The canonical example would be a parcel series which has an index which is parcel_ids and a value which you want to fetch, let’s say it’s land_area. Another dataset, let’s say of buildings has a series which indicate the parcel_ids that the buildings are located on, but which does not have land_area. If you pass parcels.land_area as the first series and buildings.parcel_id as the second series, this function returns a series which is indexed by buildings and has land_area as values and can be added to the buildings dataset.

In short, this is a join on to a different table using a foreign key stored in the current table, but with only one attribute rather than for a full dataset.

This is very similar to the pandas “loc” function or “reindex” function, but neither of those functions return the series indexed on the current table. In both of those cases, the series would be indexed on the foreign table and would require a second step to change the index.

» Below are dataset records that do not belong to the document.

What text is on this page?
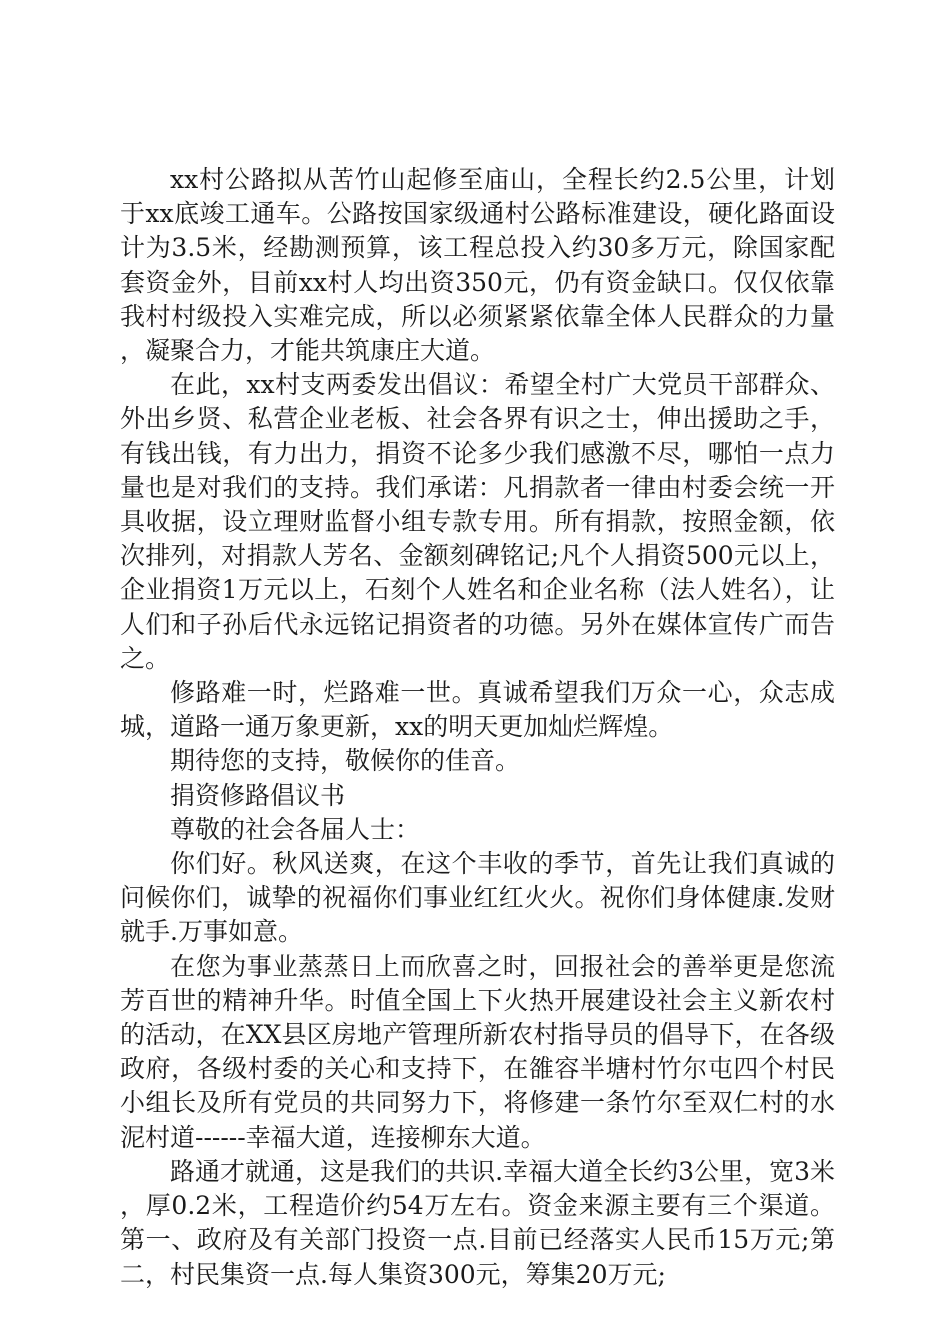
xx村公路拟从苦竹山起修至庙山，全程长约2.5公里，计划于xx底竣工通车。公路按国家级通村公路标准建设，硬化路面设计为3.5米，经勘测预算，该工程总投入约30多万元，除国家配套资金外，目前xx村人均出资350元，仍有资金缺口。仅仅依靠我村村级投入实难完成，所以必须紧紧依靠全体人民群众的力量，凝聚合力，才能共筑康庄大道。

在此，xx村支两委发出倡议：希望全村广大党员干部群众、外出乡贤、私营企业老板、社会各界有识之士，伸出援助之手，有钱出钱，有力出力，捐资不论多少我们感激不尽，哪怕一点力量也是对我们的支持。我们承诺：凡捐款者一律由村委会统一开具收据，设立理财监督小组专款专用。所有捐款，按照金额，依次排列，对捐款人芳名、金额刻碑铭记;凡个人捐资500元以上，企业捐资1万元以上，石刻个人姓名和企业名称（法人姓名），让人们和子孙后代永远铭记捐资者的功德。另外在媒体宣传广而告之。

修路难一时，烂路难一世。真诚希望我们万众一心，众志成城，道路一通万象更新，xx的明天更加灿烂辉煌。

期待您的支持，敬候你的佳音。

捐资修路倡议书

尊敬的社会各届人士：

你们好。秋风送爽，在这个丰收的季节，首先让我们真诚的问候你们，诚挚的祝福你们事业红红火火。祝你们身体健康.发财就手.万事如意。

在您为事业蒸蒸日上而欣喜之时，回报社会的善举更是您流芳百世的精神升华。时值全国上下火热开展建设社会主义新农村的活动，在XX县区房地产管理所新农村指导员的倡导下，在各级政府，各级村委的关心和支持下，在雒容半塘村竹尔屯四个村民小组长及所有党员的共同努力下，将修建一条竹尔至双仁村的水泥村道------幸福大道，连接柳东大道。

路通才就通，这是我们的共识.幸福大道全长约3公里，宽3米，厚0.2米，工程造价约54万左右。资金来源主要有三个渠道。第一、政府及有关部门投资一点.目前已经落实人民币15万元;第二，村民集资一点.每人集资300元，筹集20万元;
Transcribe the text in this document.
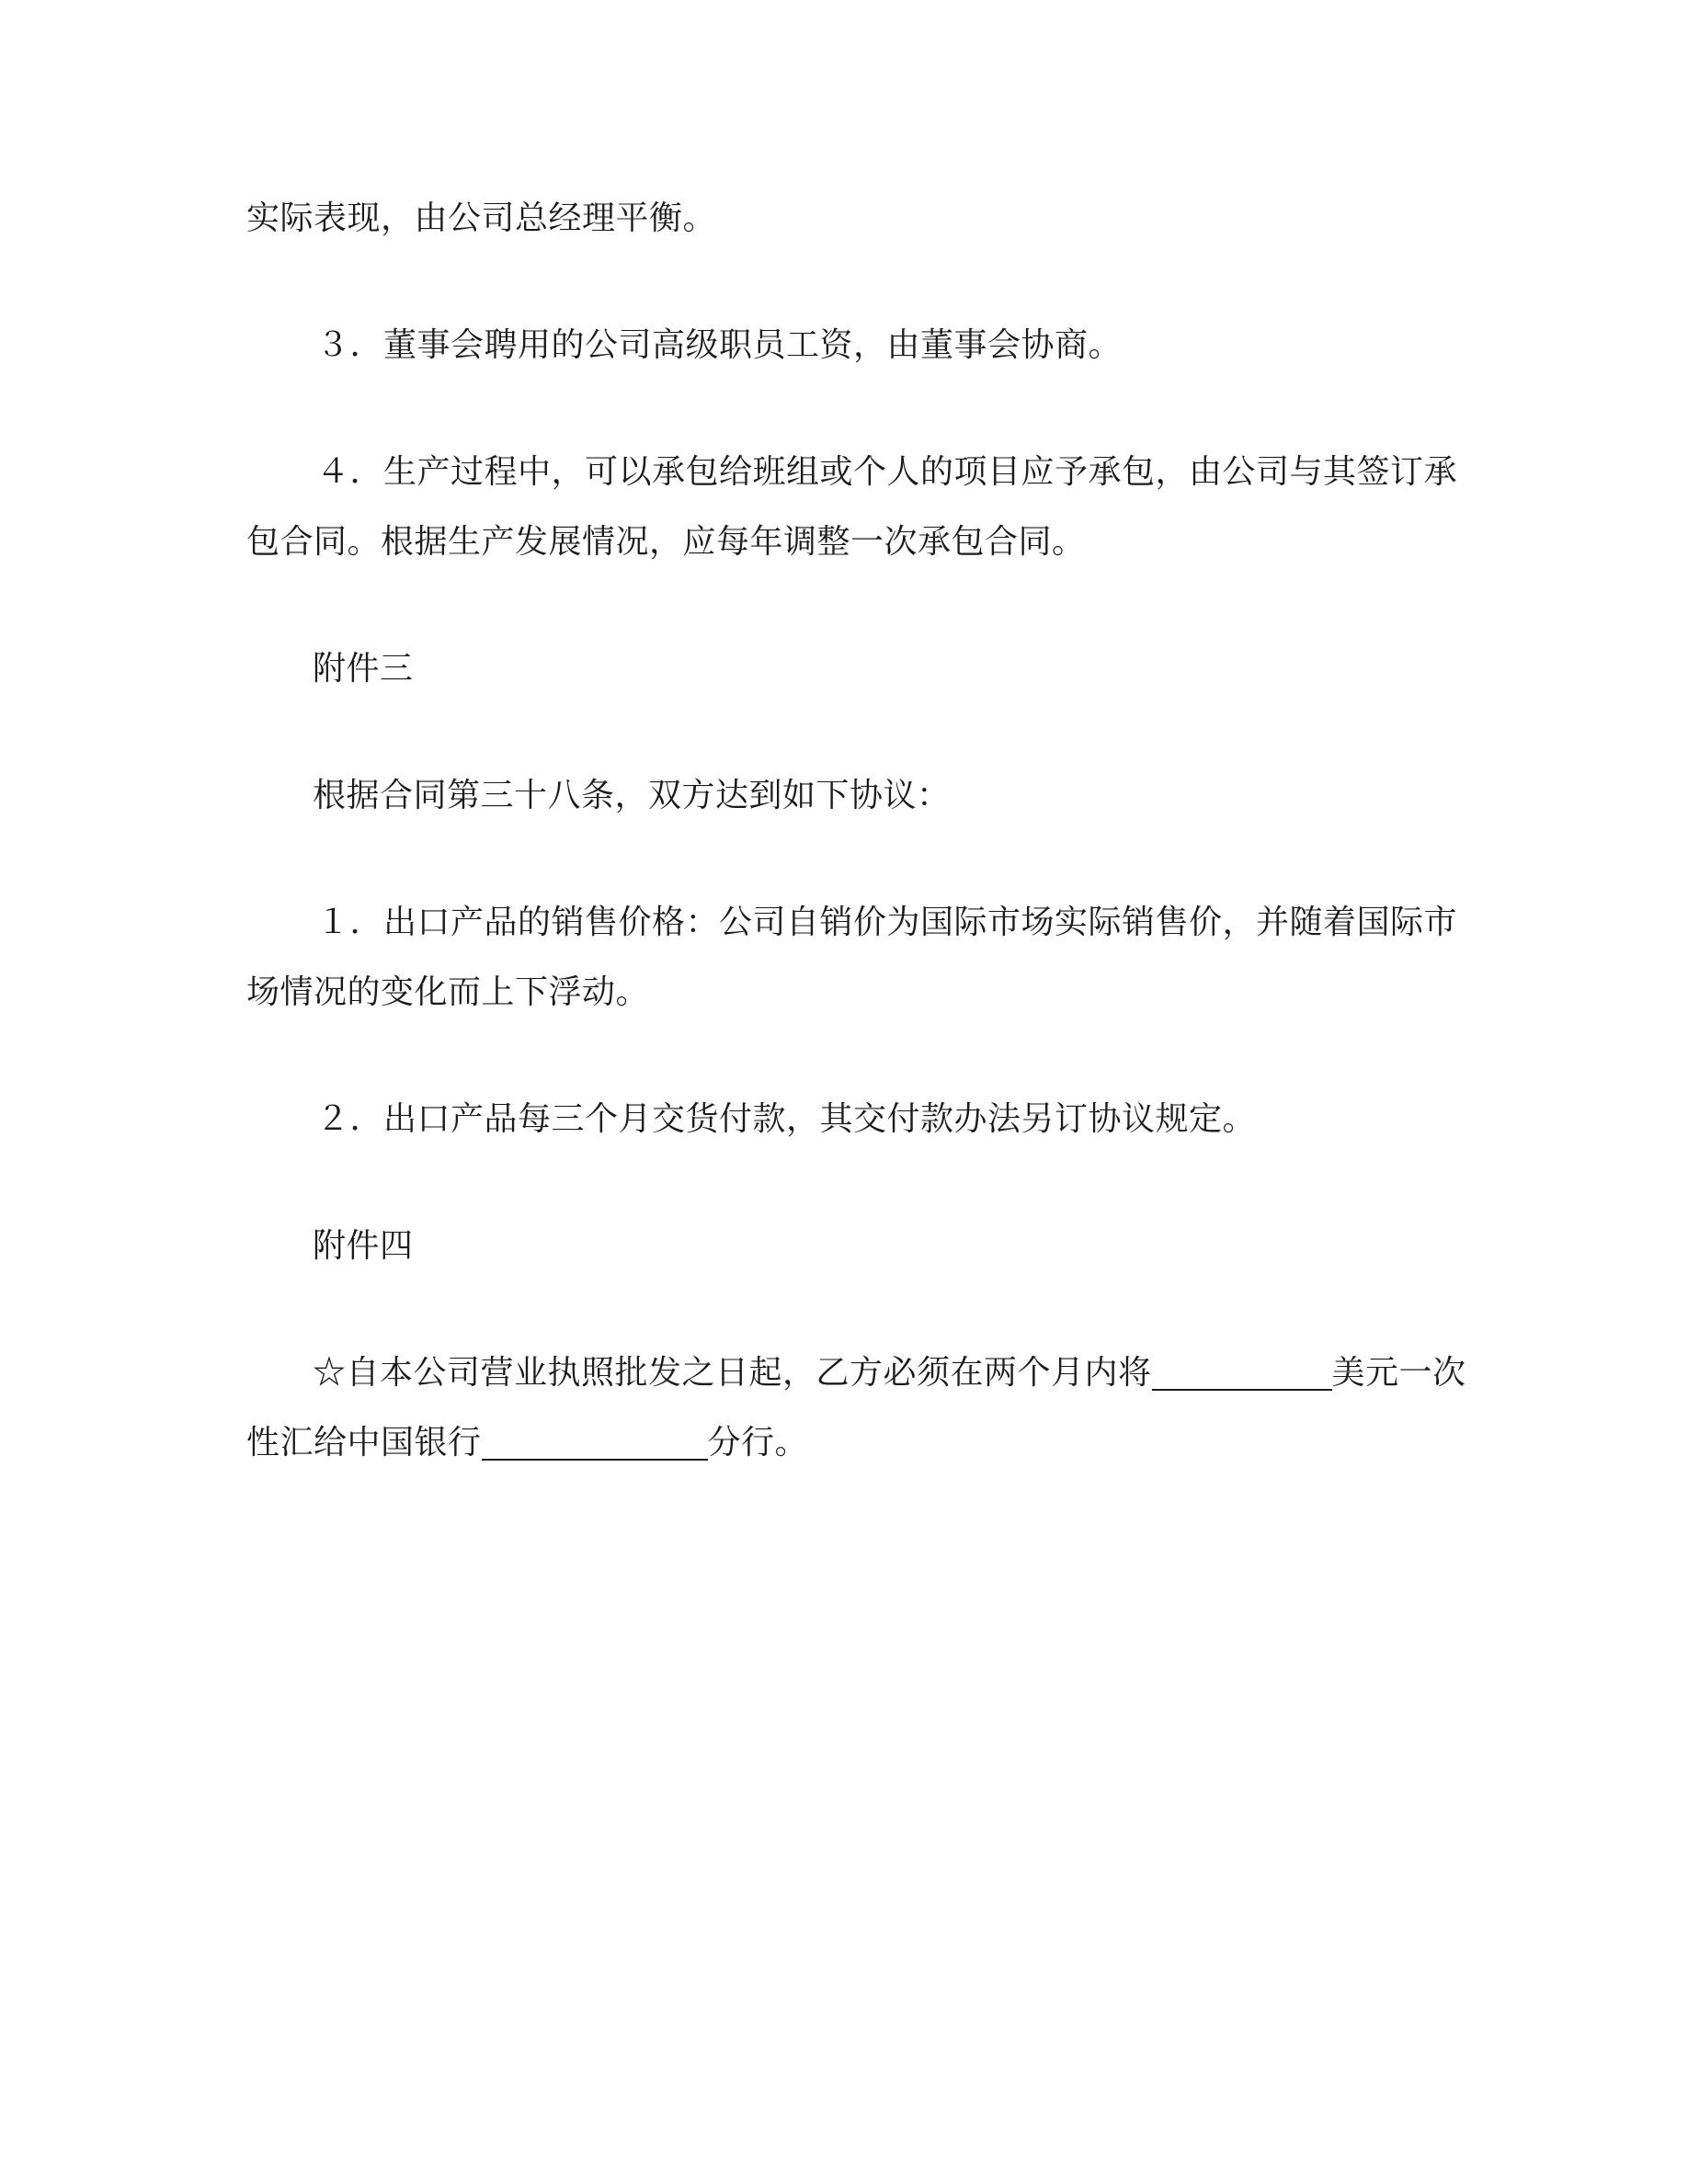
实际表现，由公司总经理平衡。
３．董事会聘用的公司高级职员工资，由董事会协商。
４．生产过程中，可以承包给班组或个人的项目应予承包，由公司与其签订承
包合同。根据生产发展情况，应每年调整一次承包合同。
附件三
根据合同第三十八条，双方达到如下协议：
１．出口产品的销售价格：公司自销价为国际市场实际销售价，并随着国际市
场情况的变化而上下浮动。
２．出口产品每三个月交货付款，其交付款办法另订协议规定。
附件四
☆自本公司营业执照批发之日起，乙方必须在两个月内将	美元一次
性汇给中国银行	分行。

urbansim.utils.misc.reports_dir()[source]

Return the directory for the report configuration files (used by the website).

urbansim.utils.misc.runs_dir()[source]

Return the directory for the run output.

urbansim.utils.misc.series64bitto32bit(s)[source]

Convert a Pandas series from 64 bit types to 32 bit types to save memory or disk space.

Parameters:s : The series to convert
Returns:The converted series
urbansim.utils.misc.signif(val)[source]

Convert a statistical significance to its ascii representation - this should be the same representation created in R.

urbansim.utils.misc.simulations_dir()[source]

Return the directory for the simulation configuration files (used by the website).